I’m a single mum that is self employed with two kids. So when I need time off I ask to swap the shifts until a few days later.

Oblomov19 · 26/12/2019 10:14

You are spending 3 weeks of the 4 already with you SIL? Wow. That's a lot. Why so much?

ScreamingValalalalahLalalalah · 26/12/2019 10:14

I understand what you mean, OP. I'm employed, rather than self-employed, but I can't just take annual leave when I like - people often book leave more than a year in advance (taking advantage of cheap holiday deals; planning for celebrations etc. ) and if a particular date is already full, then it's tough luck. So a gift that required me to take time off on a particular date would be a source of stress more than anything else, and unless I was really, really desperate to go I wouldn't want the embarrassment of trying to negotiate time off.

Your ties are to your clients rather than an employer, but I completely see where you are coming from.

Tellmetruth4 · 26/12/2019 10:16

Personally I wouldn’t accept a gift that cost me money e.g. childcare, travel, accommodation etc.

Sunnybythesea7419 · 26/12/2019 10:16

I received Guns & Roses tickets for Xmas !

Definitely going Xmas Smile

How do you run your business if you are sick ?

ConfCall · 26/12/2019 10:18

As a pet owner, if I’d booked boarding with you and then you reneged with six months’ notice, I would probably be philosophical (“these things happen, don’t worry, there’s plenty of time to sort something out”) but privately I’d be a bit twitchy about your commitment and would be looking for someone else in future.

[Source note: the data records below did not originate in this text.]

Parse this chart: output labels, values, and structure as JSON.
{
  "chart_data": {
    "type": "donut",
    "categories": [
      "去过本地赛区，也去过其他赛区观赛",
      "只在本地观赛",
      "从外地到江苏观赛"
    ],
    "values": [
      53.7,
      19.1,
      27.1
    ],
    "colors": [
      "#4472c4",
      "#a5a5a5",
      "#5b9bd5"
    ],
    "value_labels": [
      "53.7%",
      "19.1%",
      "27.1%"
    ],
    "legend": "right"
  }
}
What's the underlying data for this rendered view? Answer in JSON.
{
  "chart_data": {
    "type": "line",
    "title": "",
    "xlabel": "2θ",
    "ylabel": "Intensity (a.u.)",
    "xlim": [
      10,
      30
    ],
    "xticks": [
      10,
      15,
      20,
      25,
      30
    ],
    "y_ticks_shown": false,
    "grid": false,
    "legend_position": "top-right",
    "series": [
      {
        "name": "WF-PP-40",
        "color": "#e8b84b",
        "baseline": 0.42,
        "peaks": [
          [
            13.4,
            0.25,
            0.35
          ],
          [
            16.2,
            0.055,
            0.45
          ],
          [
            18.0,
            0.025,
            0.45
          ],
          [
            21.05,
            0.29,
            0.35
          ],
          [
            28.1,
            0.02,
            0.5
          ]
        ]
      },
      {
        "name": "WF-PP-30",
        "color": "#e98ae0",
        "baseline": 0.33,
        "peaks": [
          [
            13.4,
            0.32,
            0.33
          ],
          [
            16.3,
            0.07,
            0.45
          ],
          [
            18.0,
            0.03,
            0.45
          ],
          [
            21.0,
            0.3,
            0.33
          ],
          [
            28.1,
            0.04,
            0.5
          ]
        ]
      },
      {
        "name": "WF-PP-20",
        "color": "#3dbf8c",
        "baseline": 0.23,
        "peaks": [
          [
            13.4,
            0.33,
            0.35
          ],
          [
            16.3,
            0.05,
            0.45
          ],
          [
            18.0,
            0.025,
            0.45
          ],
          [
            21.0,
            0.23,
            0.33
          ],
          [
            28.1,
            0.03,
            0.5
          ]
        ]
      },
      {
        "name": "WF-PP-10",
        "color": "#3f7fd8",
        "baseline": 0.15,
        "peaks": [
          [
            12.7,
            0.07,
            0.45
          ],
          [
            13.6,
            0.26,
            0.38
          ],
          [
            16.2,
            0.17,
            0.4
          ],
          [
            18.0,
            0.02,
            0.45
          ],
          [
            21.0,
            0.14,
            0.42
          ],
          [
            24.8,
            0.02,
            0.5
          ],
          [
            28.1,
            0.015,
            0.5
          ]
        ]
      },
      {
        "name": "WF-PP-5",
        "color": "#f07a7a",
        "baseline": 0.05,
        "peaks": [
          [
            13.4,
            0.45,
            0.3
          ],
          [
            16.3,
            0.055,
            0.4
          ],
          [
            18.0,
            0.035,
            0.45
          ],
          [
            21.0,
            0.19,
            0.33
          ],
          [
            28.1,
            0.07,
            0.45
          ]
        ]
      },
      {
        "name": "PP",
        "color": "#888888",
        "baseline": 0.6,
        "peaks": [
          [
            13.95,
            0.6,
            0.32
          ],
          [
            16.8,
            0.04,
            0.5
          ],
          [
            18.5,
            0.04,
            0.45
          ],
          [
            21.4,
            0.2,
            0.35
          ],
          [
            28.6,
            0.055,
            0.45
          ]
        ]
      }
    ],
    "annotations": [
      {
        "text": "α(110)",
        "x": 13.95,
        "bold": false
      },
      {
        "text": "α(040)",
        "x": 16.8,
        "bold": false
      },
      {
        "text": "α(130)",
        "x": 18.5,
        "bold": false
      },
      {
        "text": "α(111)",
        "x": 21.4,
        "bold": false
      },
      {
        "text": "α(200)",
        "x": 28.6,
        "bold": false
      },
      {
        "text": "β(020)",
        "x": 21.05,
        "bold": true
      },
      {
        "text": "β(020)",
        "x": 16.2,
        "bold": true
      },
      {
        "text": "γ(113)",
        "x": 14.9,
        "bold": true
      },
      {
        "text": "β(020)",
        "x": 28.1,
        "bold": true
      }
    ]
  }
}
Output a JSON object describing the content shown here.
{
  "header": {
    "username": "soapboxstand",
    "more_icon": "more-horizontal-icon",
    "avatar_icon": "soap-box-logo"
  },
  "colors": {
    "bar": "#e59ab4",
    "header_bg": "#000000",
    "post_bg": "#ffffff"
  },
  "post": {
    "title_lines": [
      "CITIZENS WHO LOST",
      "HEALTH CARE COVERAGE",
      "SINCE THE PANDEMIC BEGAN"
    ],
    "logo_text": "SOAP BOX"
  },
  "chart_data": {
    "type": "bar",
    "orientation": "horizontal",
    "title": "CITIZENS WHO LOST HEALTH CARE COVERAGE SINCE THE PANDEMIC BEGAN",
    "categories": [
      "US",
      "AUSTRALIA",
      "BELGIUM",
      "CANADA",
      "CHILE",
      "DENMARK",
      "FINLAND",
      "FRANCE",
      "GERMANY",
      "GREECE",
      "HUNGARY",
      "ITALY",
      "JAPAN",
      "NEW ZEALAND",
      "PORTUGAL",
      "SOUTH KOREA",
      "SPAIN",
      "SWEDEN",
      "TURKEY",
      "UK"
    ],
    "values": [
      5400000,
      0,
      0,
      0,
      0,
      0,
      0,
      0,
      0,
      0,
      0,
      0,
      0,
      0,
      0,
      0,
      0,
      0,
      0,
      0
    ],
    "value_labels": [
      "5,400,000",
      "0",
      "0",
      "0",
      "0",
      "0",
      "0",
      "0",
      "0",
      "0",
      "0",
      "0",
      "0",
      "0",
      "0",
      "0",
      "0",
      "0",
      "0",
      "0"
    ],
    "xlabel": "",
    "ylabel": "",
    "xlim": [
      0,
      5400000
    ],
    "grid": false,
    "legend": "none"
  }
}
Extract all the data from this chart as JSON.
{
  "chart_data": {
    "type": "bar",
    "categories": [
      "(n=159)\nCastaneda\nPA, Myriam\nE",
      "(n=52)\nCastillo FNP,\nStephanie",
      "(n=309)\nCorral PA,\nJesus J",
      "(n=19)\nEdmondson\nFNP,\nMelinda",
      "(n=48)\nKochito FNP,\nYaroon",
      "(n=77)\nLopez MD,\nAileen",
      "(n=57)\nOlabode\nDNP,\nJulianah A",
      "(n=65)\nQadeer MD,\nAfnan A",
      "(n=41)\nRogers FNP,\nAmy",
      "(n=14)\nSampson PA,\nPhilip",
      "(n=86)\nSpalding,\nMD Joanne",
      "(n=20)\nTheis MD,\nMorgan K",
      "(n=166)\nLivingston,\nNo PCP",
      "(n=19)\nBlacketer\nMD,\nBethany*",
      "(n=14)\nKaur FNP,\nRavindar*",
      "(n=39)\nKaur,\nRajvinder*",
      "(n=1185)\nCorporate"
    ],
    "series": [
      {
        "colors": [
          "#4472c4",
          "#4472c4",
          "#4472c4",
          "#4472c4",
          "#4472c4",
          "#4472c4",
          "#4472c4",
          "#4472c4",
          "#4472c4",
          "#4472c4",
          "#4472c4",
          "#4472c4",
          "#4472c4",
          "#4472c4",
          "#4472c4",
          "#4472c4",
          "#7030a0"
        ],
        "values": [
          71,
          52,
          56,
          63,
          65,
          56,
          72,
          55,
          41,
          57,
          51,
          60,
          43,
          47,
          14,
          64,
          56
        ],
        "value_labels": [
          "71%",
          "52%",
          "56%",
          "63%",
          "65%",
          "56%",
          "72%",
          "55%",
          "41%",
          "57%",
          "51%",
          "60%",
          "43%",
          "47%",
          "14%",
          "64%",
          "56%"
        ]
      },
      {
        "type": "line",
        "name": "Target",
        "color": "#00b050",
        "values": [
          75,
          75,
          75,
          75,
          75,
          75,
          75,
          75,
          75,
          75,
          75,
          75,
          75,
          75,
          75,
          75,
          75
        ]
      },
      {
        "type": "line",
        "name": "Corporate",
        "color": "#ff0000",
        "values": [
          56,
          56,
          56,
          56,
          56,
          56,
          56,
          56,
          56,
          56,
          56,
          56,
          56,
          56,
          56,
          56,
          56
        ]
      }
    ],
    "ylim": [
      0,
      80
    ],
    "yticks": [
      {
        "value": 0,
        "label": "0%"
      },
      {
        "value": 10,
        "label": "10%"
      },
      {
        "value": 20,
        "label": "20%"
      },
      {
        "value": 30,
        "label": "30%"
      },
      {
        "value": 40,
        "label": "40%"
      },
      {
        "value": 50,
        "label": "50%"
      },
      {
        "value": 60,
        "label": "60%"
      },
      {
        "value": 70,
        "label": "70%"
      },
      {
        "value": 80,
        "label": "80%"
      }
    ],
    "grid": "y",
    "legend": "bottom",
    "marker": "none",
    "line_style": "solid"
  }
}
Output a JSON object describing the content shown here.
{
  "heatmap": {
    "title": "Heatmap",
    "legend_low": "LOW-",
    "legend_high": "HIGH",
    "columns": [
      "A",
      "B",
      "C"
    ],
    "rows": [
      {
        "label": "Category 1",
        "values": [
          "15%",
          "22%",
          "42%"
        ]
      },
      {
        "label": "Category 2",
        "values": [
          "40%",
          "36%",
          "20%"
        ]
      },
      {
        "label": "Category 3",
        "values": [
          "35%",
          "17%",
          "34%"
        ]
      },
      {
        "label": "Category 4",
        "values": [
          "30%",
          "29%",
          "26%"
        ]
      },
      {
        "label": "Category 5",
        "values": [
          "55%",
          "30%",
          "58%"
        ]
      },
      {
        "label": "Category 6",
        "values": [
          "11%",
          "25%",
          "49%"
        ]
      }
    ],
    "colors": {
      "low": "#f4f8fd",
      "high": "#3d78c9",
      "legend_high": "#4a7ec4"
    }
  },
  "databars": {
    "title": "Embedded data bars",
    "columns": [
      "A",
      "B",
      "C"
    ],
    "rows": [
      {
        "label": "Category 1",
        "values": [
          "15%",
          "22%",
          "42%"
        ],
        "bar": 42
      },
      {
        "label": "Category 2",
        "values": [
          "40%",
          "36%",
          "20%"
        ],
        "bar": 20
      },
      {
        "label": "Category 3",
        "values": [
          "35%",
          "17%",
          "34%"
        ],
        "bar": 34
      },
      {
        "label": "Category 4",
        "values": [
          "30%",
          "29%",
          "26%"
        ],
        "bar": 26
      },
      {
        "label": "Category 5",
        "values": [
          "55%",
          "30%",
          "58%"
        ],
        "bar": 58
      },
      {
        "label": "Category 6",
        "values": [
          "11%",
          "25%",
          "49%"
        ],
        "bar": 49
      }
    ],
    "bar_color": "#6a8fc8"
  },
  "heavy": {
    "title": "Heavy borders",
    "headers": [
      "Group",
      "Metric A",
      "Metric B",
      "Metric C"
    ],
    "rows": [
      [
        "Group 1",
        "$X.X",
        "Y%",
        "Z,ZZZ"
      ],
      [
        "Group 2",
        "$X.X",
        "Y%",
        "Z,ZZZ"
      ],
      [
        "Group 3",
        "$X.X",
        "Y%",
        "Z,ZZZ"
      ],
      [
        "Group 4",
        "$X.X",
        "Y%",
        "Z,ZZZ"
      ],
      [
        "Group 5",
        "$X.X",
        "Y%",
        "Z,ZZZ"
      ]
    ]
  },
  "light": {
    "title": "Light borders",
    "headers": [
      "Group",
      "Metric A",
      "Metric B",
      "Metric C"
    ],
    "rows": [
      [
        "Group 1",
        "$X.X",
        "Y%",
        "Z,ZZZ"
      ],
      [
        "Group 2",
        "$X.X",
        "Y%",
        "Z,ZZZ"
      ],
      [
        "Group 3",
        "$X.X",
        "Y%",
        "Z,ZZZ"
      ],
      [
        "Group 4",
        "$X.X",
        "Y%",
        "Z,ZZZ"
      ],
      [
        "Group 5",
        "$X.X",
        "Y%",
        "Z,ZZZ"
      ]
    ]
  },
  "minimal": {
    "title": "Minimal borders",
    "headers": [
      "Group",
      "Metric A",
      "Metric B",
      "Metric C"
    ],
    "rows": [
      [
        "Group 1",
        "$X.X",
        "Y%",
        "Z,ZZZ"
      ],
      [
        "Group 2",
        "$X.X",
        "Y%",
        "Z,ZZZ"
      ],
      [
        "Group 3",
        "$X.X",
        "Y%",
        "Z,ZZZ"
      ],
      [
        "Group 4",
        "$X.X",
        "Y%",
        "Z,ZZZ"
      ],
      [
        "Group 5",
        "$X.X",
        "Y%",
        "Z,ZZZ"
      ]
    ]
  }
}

To be clear, I’d have no problem with you refusing a booking for a pre-booked holiday - breaks from work are vital - but cancelling for something other than serious illness or bereavement would not impress me as a client.

So I agree with your position OP, and think that your husband should take a friend or that your SiL should offer the tickets to another couple.

InvisibleWomenMustBeRead · 26/12/2019 10:20

I don't think you're unreasonable at all Op - you're self employed and have clients booked in for those dates, so it's pretty poor professionally to let them down.

If you do really want to go, then cancel those clients now to give them maximum notice however if you do that, I'd expect to lose their custom permanently as you'll be considered unreliable.

I don't think a gift that costs the receiver money and also means they need to use annual leave is a thoughtful gift at all - seems very selfish on their part to me. Tell your DH to take someone else and just explain to your SIL why you can't go. Don't be bullied or guilted into doing something you don't want to do or that will cost you your business reputation.